Distribution uses TCP as the underlying network protocol. In general, TCP provides reliable connectivity between machines on a network. However, it is possible that network errors can occur that cause a TCP connection to drop. When a TCP connection is dropped, requests and responses between nodes participating in a distributed transaction are not received. Network errors are detected by the keep-alive protocol described in the section called “Detecting failed nodes” and handled by the distributed transaction protocol.
Network connectivity failures are caused by:
A non-response keep alive timeout occurring.
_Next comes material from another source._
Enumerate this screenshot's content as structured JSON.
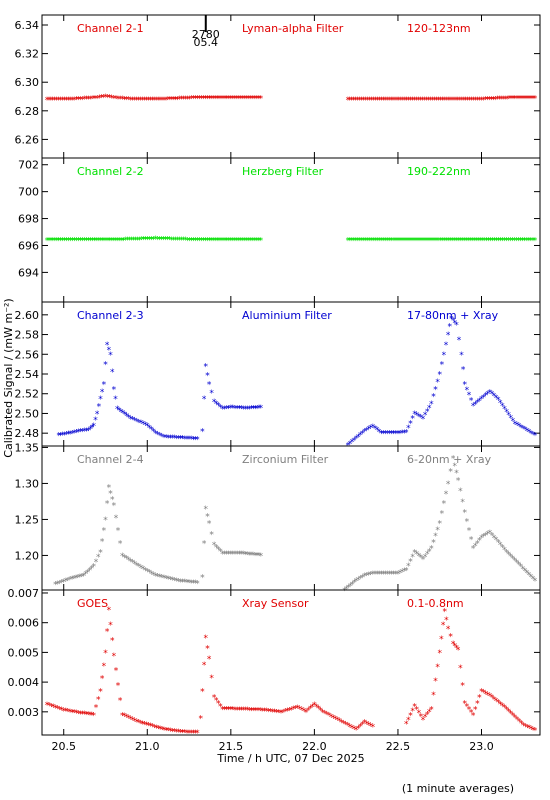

TCP retry timers expiring.
Lost routes to remote machines.
These errors are usually caused by network cables being disconnected, router crashes, or machine interfaces being disabled.
As discussed in the section called “Local and distributed transactions”, all distributed transactions have a transaction initiator that acts as the transaction coordinator. The transaction initiator can detect network failures when sending a request, or reading a response from a remote node. When the transaction initiator detects a network failure, the transaction is rolled back. Other nodes in a distributed transaction can also detect network failures. When this happens, rollback is returned to the transaction initiator, and again the transaction initiator rolls back the transaction. This is shown in Figure6.4, “Connection failure handling”.
Figure6.4.Connection failure handling
When the transaction initiator performs a rollback because of a connection failure - either detected by the initiator or another node in the distributed transaction, the rollback is sent to all known nodes. Known nodes are those that were located using location discovery (see the section called “Location discovery”). This must be done because the initiator does not know which nodes are participating in the distributed transaction. Notice that a rollback is sent to all known nodes in Figure6.4, “Connection failure handling”. The rollback is retried until network connectivity is restored to all nodes.
Transaction rollback is synchronized to ensure that the transaction is safely aborted on all participating nodes, no matter the current node state.